I bait my squirrels in with a 1 1/4 ounce dose of lead #6's
:strapped:


----------



## ohio (Nov 27, 2005)

why would you ever have to bait a freakin squirrel????????????if you cant go into the woods whenever you want and kill a squirrel by lookin at th trees you need to hang it up :withstupid:


----------



## aylor70 (Jan 2, 2006)

ohio said:


> why would you ever have to bait a freakin squirrel????????????if you cant go into the woods whenever you want and kill a squirrel by lookin at th trees you need to hang it up :withstupid:


the squirrels i see dont just sit in the trees and wait for me to shoot. Usually if I see one around here it is on the move away from me or will be soon. Corn works good. We have a squirrel feeder, all it is is 2 pieces of wood at a 90 degree angle, a nail going throuh on and a piece of corn stuck on the nail. Nail this to a tree about 10 feet up. Works great. Also, bird feeders work good.


----------



## FoxSquirrel (Mar 7, 2006)

I never bait my squierrals.I just hope that if I don't get it the first time he won't runaway.


----------



## chabla (Apr 21, 2007)

it depends where you are. if your near houses or in your back yard bait it with peanut butter because they are used to people feeding them human food. if your in the woods first study the area and the squirrels and find what they eat and bait them with that


----------



## coyote_buster (Mar 11, 2007)

i dont think baiting them with what they normally eat would have the greatest percentage cause thier is enough of that around, just put out a corn cob leave it alone until you notice they have completely eaten it and just keep doing this until they get used to it and then sit there in a gillie suit once and as soon as they come bust a cap in them


----------



## chabla (Apr 21, 2007)

yea i guess your right coyote buster but maybe if you bait them with what they normally eat when that food is scare or not avalible then a whole bunch of them would come to eat it but thats a guess


----------



## coyote_buster (Mar 11, 2007)

well if what they eat isnt to dense and you can remove it all exept the area where you want to shoot then it could work, but i think establishing eating habits with something like corn would work better


----------



## chabla (Apr 21, 2007)

yea i guess your right


----------



## diggity (Jan 26, 2007)

> just put out a corn cob leave it alone until you notice they have completely eaten it and just keep doing this until they get used to it and then sit there in a gillie suit once and as soon as they come bust a cap in them


Uhhm, not to get sarcastic with you, but a Gillie Suit for Squirrels?
I do believe these are the same tree rats that will run up to you or around you with in 50 yards, with a White shirt on.

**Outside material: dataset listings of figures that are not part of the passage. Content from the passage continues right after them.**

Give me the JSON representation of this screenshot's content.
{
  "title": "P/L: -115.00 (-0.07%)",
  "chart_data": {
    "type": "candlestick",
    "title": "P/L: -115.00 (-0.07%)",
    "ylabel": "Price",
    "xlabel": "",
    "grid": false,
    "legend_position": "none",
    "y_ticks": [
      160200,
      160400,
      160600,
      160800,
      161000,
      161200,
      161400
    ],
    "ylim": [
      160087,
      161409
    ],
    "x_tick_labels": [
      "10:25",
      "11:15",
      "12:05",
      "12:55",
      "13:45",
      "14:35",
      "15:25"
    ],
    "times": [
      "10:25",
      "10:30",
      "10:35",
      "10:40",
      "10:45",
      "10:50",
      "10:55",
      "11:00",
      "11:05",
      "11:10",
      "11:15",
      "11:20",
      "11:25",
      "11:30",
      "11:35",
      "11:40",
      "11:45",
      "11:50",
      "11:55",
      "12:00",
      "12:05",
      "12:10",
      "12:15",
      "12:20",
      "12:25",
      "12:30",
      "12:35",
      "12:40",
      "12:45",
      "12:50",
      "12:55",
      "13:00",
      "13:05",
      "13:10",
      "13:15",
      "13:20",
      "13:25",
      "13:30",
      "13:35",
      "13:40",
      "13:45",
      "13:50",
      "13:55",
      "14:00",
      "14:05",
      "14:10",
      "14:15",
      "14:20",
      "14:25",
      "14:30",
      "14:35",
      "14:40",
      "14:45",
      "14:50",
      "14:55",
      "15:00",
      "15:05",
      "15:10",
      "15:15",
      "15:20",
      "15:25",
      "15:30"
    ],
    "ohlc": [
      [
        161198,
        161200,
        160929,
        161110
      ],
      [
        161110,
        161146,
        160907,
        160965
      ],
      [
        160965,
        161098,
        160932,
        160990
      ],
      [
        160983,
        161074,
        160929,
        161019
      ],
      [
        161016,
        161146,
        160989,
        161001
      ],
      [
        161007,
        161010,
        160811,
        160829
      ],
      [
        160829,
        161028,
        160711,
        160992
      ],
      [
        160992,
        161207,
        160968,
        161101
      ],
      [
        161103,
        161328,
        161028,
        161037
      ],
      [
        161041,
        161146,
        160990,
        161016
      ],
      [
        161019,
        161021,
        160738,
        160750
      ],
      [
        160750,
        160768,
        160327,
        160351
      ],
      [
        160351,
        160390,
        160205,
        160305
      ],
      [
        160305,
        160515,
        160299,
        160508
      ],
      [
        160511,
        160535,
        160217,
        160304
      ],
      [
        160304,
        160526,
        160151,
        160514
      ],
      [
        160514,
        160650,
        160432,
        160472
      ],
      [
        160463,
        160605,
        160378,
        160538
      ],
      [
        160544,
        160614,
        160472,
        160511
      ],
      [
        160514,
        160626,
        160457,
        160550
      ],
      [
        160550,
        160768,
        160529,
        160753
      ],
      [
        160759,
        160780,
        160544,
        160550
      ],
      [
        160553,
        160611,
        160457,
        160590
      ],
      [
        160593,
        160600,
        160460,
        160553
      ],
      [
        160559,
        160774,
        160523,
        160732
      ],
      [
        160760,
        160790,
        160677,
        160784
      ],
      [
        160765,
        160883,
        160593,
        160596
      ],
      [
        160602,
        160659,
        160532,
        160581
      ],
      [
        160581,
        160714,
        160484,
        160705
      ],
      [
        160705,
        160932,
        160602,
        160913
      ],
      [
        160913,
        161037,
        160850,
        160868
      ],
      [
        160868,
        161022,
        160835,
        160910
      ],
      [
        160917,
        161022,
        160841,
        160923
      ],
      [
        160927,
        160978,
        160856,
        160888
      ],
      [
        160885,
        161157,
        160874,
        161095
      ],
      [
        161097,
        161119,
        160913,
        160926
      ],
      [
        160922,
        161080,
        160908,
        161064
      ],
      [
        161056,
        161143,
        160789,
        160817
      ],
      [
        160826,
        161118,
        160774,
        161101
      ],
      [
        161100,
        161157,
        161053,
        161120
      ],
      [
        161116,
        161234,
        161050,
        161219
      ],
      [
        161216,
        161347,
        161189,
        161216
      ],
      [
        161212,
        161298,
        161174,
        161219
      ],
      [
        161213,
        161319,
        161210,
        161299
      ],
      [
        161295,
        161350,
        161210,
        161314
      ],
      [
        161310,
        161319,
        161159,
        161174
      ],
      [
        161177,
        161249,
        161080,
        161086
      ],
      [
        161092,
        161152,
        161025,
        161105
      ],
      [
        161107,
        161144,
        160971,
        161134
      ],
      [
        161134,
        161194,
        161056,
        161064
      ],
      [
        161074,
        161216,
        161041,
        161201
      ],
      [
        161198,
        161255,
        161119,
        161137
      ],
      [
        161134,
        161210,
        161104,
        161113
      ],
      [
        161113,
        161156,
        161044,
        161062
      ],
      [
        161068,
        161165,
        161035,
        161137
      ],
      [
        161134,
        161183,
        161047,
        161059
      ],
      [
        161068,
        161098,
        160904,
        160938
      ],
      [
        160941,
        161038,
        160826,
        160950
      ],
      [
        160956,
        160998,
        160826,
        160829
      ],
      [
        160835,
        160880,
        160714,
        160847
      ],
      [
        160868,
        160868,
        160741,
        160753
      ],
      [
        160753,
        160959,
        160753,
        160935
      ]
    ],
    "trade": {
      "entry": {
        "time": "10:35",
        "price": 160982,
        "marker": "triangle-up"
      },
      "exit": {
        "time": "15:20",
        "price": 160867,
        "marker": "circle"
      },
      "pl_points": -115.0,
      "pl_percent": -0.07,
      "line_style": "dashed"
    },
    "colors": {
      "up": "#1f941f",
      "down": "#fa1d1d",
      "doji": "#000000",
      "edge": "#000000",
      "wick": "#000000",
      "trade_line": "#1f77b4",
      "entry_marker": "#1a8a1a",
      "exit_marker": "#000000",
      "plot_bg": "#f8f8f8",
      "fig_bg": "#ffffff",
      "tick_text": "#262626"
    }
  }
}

Too much money for something all to easy to Kill, just go out there and wait for 15 minutes and you should be able to see them with in that 50 yard range.

Baiting is just cheating, thats like hunting them in your back yard bird feeder. The whole point of the hunt is the thrill of the chase and the kill shot, not going out there with a cheat code to pick them all off in five minutes. Enjoy the day, enjpoy the time, enjoy the kill, after all its already instant gradifacation!

:sniper:


----------



## Woogie_man (Nov 18, 2006)

lol ..... hey coyote don't feel bad about that comment... i suggested doing the same thing on another thread on here and got the same response.. i have had so much luck with my ghillies i use them on everything. Even tried to get the feonce to let me wear it to the wedding... but that was a no go 

But yeah try cammo and use a milk crate filled with corn cobs and what not and just wait...


----------



## coyote_buster (Mar 11, 2007)

if you dont have camo already then dont, im just assuming you have it so what could it hurt


----------



## Estaban (Mar 17, 2006)

I have found that the best way to bring in those ole' bushey tales is by decoy's. Yup, thats right, Decoy's! I make a female decoy squirrel and smear some lipstick, perfume, and a tight fitting white tee-shirt and set it up near the lawn sprinklers. When the sprinklers are on, WATCH OUT!!!!!!!!! because your gonna have a whole yard of them. Good luck fellow squirrel sniper........good luck.

:sniper: :evil:


----------